Women more at risk of poverty after divorce than men

Women in the Netherlands are still more likely to fall below the poverty line after getting divorced than their male counterparts, Statistics Netherlands reported on Friday. Among couples who got divorced in 2017, 17 percent of women was below the low-income line a year later, compared to 7 percent of men.

This gap is getting smaller, the stats office said. When this study was done among people who got divorced in 2012, 9 percent of men were at risk of poverty a year later and 25 percent of women. "In the population, the proportion with a low income also declined in five years, but the decrease was more pronounced among divorced men and women," the stats office said.

According to Statistics Netherlands, the decrease in the risk of poverty is linked to an increase in the share of economically independent women after the euro crisis in 2014. Of the women who got divorced in 2017, over 60 percent were economically independent before their divorce, earning at least the welfare level income. Of the women who were not economically independent before their divorce that year, 38 percent were at risk of poverty a year later, compared to 4 percent of divorced women who were economically independent.

After divorce, 25 percent of the relatively small group of men who were not economically independent were at risk of poverty. Of the men who were economically independent, 2.5 percent risked falling below the poverty line.

Among women, the presence of children make relatively little difference in whether they're at risk of poverty after their divorce.

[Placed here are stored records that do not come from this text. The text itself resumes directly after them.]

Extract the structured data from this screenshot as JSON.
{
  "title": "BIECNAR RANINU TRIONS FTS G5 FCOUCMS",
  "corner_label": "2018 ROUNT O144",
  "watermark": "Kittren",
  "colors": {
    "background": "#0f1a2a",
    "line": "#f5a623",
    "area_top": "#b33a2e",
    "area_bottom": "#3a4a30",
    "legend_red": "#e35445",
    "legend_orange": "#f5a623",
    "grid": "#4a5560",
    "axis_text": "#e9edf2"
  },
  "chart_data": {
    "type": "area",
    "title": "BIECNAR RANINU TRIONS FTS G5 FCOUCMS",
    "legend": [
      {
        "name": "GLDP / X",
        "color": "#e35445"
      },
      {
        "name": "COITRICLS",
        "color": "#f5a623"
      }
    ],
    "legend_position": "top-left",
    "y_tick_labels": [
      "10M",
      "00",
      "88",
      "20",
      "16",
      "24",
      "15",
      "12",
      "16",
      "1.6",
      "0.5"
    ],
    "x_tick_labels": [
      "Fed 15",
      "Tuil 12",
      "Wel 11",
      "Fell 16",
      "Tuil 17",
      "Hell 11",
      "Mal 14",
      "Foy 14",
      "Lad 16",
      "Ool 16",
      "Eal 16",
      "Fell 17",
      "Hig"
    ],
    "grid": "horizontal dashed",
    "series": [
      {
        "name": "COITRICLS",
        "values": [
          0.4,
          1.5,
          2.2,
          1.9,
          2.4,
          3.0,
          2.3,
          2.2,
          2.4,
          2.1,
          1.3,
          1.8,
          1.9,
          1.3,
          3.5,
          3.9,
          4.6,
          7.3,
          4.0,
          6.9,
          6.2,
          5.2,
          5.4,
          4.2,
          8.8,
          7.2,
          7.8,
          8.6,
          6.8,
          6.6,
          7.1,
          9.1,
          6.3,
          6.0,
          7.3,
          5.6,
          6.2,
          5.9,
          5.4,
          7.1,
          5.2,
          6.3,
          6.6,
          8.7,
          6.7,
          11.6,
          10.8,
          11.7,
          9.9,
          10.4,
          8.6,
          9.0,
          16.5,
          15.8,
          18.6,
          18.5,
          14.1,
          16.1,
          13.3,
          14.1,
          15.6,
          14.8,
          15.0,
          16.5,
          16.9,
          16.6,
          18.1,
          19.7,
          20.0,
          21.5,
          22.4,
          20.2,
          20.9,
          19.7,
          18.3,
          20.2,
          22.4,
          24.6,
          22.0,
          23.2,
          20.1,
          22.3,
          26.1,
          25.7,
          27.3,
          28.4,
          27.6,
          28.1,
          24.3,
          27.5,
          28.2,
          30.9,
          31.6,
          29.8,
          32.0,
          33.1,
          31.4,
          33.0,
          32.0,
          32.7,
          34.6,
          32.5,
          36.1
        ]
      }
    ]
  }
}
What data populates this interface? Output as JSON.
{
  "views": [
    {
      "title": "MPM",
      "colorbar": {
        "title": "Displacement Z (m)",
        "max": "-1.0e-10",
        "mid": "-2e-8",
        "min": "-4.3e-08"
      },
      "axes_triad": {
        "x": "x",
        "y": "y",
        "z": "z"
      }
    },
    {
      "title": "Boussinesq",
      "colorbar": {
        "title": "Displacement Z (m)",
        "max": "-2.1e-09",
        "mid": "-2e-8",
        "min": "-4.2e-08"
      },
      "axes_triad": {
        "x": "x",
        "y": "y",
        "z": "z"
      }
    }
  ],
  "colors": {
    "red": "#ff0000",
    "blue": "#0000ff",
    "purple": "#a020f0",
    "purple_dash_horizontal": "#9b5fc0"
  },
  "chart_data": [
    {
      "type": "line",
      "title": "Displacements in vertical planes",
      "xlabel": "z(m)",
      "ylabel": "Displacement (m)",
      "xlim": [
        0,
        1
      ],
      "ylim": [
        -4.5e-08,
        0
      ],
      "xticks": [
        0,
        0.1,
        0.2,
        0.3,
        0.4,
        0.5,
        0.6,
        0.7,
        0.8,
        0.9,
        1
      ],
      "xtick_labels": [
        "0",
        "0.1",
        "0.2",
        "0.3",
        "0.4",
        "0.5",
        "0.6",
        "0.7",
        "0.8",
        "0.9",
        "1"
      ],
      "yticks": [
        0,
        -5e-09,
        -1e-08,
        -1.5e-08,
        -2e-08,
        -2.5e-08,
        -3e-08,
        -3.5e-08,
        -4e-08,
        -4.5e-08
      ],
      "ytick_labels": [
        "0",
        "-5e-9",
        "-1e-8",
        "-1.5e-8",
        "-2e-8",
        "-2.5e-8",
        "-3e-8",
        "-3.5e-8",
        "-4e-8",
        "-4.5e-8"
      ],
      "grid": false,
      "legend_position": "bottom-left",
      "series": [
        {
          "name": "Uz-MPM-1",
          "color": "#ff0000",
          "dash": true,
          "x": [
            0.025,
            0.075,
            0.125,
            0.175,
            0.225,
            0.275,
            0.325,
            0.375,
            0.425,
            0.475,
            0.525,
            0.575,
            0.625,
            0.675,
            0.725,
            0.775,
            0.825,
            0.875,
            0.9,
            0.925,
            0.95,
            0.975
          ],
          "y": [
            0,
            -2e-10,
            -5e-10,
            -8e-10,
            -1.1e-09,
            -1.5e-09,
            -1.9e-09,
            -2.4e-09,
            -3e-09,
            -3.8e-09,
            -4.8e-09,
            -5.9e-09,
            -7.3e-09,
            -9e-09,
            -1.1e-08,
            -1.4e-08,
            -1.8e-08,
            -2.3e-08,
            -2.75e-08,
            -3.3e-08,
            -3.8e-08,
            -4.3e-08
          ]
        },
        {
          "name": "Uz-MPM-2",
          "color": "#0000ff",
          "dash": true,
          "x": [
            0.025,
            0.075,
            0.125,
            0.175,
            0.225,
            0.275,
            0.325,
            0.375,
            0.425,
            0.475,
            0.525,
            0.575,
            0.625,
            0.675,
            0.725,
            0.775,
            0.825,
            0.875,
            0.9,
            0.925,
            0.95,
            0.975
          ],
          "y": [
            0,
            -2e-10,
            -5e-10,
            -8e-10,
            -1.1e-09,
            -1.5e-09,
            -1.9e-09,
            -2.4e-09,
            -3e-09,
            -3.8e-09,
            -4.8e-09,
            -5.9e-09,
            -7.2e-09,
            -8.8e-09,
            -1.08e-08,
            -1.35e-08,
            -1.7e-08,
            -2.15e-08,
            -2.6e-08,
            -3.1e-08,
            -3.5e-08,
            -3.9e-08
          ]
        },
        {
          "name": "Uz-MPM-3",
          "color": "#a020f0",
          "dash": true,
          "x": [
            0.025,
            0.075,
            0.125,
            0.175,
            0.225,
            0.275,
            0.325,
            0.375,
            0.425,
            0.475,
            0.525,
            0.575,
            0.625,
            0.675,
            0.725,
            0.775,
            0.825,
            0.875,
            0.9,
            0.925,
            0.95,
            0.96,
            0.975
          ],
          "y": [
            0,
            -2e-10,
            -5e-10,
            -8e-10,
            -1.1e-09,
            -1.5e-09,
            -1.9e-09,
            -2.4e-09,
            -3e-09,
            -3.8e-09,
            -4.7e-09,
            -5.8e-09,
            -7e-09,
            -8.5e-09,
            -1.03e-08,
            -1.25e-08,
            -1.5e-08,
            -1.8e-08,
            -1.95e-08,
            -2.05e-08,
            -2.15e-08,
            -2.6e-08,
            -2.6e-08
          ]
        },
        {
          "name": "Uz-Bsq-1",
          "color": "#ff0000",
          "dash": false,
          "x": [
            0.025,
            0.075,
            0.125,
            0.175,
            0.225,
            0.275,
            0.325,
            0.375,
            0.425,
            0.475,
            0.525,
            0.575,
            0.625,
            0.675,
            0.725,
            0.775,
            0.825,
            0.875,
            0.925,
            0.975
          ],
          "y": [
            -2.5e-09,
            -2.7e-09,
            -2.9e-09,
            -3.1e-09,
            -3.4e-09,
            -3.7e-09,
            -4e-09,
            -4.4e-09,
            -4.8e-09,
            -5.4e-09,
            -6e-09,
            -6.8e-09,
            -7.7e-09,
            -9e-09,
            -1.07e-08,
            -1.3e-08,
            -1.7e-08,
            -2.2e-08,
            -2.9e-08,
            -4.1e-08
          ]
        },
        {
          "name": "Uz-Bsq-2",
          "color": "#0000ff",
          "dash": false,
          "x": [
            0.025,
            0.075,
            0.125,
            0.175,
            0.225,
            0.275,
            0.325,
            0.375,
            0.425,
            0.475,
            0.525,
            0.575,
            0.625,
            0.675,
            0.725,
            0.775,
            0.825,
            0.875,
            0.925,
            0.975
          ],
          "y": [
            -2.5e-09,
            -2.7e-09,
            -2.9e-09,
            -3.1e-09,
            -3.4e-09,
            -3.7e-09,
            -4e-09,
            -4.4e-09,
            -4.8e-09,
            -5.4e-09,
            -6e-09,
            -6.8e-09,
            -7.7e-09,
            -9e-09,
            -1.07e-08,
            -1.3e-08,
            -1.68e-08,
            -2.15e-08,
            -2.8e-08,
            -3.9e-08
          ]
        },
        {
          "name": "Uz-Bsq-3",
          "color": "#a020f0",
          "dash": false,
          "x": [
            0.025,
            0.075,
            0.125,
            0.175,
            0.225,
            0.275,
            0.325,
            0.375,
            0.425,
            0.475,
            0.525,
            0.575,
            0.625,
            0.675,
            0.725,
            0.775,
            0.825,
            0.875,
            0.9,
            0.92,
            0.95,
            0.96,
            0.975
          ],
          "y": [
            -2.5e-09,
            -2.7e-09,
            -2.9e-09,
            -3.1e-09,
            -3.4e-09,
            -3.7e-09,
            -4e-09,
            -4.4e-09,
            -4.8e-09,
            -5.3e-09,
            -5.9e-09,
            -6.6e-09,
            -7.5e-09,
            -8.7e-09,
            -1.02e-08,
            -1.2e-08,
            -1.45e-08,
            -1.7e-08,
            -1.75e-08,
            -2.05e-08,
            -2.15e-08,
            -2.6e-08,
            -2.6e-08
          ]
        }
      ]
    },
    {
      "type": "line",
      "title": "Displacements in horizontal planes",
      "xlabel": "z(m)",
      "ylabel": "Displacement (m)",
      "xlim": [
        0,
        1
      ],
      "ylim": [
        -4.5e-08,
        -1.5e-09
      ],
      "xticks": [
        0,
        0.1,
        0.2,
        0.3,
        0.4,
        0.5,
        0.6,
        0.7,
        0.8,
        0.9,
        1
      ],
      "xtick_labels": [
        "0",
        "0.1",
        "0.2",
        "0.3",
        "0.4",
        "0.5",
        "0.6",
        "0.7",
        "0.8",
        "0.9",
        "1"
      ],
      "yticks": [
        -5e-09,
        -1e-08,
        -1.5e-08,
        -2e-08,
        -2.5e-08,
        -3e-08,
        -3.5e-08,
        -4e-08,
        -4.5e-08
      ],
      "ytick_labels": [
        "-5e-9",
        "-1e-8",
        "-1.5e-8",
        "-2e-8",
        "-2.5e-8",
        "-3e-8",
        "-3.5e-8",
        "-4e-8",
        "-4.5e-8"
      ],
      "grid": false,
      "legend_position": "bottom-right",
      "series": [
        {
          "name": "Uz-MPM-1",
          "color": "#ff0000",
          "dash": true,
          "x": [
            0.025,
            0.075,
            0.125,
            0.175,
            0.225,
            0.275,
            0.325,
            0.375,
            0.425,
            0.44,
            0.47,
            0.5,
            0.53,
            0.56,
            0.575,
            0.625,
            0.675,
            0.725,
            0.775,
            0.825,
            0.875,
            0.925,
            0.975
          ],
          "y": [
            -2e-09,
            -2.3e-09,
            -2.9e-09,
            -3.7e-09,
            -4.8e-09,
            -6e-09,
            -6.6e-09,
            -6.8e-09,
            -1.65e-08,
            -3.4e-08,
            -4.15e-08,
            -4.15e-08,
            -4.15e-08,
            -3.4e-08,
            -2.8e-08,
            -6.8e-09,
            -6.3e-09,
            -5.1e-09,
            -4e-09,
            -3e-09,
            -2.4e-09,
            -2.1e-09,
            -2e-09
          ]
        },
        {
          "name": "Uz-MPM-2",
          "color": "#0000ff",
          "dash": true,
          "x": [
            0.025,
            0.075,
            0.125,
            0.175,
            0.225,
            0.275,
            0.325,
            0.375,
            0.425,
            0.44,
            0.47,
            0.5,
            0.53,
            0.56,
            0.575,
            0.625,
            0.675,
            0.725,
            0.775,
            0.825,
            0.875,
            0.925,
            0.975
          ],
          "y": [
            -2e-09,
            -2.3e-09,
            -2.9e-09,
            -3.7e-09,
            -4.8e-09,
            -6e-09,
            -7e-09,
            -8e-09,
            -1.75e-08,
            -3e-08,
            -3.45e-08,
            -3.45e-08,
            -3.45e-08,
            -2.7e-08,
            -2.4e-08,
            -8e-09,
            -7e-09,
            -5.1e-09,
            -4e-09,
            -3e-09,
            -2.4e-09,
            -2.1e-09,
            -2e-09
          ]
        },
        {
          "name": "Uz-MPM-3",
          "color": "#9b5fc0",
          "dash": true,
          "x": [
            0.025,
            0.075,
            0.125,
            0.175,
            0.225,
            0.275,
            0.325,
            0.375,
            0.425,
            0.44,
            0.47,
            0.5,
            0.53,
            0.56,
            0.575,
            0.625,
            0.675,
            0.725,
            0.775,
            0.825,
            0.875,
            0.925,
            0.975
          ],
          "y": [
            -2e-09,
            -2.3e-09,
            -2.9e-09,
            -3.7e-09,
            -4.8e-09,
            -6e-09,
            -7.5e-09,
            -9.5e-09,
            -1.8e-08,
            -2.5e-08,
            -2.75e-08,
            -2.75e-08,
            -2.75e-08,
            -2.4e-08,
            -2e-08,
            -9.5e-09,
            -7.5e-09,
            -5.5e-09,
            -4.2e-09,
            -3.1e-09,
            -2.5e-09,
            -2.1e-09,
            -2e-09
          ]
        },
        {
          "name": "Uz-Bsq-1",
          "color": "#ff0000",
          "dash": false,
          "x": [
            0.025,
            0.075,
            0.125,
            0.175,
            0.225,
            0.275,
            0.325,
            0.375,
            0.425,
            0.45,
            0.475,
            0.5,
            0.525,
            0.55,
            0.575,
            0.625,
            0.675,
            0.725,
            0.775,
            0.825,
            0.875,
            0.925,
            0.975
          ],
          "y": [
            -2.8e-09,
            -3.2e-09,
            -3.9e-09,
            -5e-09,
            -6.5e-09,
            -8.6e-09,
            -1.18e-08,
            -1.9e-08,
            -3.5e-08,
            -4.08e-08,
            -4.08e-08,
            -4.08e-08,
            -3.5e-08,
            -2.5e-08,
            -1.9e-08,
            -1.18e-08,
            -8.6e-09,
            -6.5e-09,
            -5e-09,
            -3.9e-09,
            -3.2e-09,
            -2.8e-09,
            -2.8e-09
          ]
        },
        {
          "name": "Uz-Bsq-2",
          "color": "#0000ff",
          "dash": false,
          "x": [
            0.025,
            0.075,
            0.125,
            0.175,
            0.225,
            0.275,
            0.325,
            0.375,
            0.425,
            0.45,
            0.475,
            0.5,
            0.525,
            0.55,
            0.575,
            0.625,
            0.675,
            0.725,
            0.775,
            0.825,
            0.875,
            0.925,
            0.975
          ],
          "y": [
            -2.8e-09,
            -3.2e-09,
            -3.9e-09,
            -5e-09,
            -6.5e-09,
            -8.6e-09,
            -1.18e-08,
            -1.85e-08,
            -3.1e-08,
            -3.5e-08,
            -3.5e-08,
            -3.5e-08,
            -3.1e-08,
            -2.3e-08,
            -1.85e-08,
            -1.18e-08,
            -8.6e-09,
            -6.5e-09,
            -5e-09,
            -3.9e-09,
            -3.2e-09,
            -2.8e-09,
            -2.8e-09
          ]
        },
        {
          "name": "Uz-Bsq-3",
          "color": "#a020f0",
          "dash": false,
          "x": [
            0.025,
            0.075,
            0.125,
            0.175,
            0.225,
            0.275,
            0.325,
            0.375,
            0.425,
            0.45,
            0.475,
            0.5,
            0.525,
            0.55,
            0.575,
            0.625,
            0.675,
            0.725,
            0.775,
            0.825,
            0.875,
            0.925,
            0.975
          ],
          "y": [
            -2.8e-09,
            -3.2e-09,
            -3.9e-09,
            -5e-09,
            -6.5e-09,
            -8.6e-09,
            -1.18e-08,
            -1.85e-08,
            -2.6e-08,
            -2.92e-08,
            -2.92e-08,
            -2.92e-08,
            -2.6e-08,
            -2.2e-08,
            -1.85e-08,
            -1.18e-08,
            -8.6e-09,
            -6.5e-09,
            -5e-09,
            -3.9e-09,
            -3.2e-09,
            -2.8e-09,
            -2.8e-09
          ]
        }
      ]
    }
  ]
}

Despite the loss of their partner's income and without child maintenance, over 80 percent of single mothers were above the low-income line a year after their divorce. Among divorced women without kids, 79 percent were above the low-income line.

Among men, the risk of poverty for those with no kids is notably higher than the average divorced man at 9 percent. According to the stats office, this is because single men with no children tend to be younger and more likely to have a low income or unstable employment situation than older men.